The most controversial is the European Arrest Warrant, which senior Conservative sources say gives rise to “concerns” — including the fact that Britain currently hands over many more suspects to other countries than it receives to face justice here.
Other concerns include the length of time suspects can be held without trial in some other EU countries and the apparently trivial offences for which British police are asked to arrest people so that they can be sent abroad.
Ministers have been pressing for the warrant to be “reformed”, amid signs that it could be one of the measures that is eventually retained.
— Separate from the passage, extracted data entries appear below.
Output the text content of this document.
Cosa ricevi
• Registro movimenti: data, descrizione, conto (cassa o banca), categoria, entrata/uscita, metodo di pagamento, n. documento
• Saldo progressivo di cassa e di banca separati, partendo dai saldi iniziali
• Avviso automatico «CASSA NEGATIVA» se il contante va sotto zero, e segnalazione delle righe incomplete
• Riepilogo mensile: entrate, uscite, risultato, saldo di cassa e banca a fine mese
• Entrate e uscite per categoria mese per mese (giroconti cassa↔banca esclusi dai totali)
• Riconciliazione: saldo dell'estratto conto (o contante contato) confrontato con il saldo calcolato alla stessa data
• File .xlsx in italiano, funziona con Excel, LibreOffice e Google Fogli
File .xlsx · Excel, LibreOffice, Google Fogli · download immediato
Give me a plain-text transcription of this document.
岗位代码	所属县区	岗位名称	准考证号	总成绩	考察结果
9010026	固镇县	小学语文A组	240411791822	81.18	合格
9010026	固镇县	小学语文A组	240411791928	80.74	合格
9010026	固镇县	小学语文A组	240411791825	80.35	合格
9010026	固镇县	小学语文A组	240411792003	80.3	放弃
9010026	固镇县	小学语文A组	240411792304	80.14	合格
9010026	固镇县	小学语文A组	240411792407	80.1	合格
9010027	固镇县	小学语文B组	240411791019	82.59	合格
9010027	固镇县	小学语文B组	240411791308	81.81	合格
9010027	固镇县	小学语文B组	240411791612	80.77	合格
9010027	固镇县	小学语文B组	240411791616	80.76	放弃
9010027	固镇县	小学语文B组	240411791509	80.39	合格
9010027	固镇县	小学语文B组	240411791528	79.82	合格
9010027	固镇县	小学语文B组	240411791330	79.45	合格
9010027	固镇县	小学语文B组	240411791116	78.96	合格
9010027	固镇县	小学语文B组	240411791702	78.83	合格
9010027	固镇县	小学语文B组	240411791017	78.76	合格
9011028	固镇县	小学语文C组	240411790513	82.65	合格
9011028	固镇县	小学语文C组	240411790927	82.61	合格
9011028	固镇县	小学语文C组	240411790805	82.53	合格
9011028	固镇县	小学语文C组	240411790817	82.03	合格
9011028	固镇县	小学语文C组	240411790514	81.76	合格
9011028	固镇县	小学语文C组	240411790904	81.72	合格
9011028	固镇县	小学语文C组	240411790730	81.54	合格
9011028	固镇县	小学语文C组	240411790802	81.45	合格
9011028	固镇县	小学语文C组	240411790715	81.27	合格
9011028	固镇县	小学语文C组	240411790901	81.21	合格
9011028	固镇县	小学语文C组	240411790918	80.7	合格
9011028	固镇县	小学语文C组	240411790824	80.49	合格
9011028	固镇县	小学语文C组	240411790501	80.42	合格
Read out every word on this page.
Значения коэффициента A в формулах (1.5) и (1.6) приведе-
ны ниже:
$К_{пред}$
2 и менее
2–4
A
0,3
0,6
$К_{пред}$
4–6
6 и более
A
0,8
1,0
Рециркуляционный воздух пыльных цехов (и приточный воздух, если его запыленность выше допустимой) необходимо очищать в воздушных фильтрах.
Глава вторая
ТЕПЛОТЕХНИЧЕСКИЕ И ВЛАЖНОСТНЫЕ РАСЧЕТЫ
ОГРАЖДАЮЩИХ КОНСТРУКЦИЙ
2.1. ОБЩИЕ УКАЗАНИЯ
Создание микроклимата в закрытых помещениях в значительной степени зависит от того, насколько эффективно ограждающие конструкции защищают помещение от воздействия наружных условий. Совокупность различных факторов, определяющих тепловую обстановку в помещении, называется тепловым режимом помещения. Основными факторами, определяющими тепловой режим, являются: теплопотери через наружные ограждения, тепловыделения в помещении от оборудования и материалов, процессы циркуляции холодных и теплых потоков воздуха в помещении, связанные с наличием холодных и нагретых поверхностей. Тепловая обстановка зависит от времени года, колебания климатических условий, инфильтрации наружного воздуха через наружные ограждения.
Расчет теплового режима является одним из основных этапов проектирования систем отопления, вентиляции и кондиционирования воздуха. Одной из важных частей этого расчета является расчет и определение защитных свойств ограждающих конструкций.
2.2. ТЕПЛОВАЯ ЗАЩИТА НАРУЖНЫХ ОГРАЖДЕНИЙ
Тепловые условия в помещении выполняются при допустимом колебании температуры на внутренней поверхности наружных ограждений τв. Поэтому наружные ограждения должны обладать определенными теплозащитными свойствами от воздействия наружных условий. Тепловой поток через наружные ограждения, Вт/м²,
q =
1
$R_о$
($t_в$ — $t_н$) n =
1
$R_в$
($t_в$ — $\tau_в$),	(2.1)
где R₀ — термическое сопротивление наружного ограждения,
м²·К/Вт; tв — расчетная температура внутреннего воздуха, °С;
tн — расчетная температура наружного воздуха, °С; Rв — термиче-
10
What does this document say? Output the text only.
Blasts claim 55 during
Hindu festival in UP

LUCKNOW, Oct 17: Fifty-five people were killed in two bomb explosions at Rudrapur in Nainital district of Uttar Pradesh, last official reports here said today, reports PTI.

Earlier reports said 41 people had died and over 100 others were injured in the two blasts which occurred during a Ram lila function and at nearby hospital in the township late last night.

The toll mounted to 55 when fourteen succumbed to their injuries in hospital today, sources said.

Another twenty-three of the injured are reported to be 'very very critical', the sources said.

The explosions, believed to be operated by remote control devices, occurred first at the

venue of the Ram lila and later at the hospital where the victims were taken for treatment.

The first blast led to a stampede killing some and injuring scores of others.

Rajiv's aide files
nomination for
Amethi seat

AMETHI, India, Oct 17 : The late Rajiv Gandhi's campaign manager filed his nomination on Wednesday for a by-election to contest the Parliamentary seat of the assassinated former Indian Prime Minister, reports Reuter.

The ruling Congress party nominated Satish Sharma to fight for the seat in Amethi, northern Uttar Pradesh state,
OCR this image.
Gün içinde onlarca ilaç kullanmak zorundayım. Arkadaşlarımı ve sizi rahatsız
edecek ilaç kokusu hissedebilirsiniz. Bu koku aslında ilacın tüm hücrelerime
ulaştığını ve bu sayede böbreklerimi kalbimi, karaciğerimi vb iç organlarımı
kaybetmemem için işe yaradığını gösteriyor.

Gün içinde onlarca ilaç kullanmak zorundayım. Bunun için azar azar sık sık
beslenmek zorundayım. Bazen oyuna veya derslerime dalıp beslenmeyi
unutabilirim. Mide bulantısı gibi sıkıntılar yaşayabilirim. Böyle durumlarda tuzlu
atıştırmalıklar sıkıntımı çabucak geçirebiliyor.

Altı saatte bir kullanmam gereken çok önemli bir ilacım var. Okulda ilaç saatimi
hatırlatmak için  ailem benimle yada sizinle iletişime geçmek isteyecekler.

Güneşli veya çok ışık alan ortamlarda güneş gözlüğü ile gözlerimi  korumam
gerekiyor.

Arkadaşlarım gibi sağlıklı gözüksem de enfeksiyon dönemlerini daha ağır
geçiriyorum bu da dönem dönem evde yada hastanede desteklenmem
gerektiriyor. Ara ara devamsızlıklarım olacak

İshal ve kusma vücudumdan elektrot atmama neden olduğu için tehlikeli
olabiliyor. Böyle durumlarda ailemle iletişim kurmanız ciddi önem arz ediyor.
The Lib Dems are key supporters of the warrant.
Other measures among the scores from which Britain is expected to opt out include DNA profiling and fingerprint checking, some co-operation on cross-border crimes and plans for an EU-wide driving ban.
One plan Britain is particularly keen not to be part of is that of a European-wide public prosecutor with sweeping powers of investigation and arrest across member states.
Although some laws will remain after the “opt back in” process, Conservative sources welcomed the symbolism of the announcement of a major opt-out of EU powers just days after plans for an in/out referendum got a 304-vote unanimous backing in the Commons.
Dominic Raab, a Conservative MP, said: “This is a crucial opportunity to put British law enforcement ahead of Brussels’ thirst for political control and an acid test for the wider Conservative strategy of renegotiating terms with the EU.”
Meanwhile, a leading Lib Dem minister has said another coalition government is “increasingly likely” as no party will win an overall majority at the 2015 election.
Steve Webb, the pensions minister, said British politics had now entered “an era of parties working together” where leaders will have to do deals to secure a Commons majority and that the “remorseless fragmentation” of the traditional two-party system means coalitions are almost inevitable.
Senior figures in both the Conservative and Labour parties have suggested trying to govern as a minority government if their party finishes first in 2015 but falls short of an overall majority.
In an interview with The Sunday Telegraph, Mr Webb says another coalition involving the Lib Dems would be more stable than any such arrangement.
“My personal view is that stability is really important – having a government programme for five years rather than endless speculation about a confidence vote, another election,” he said.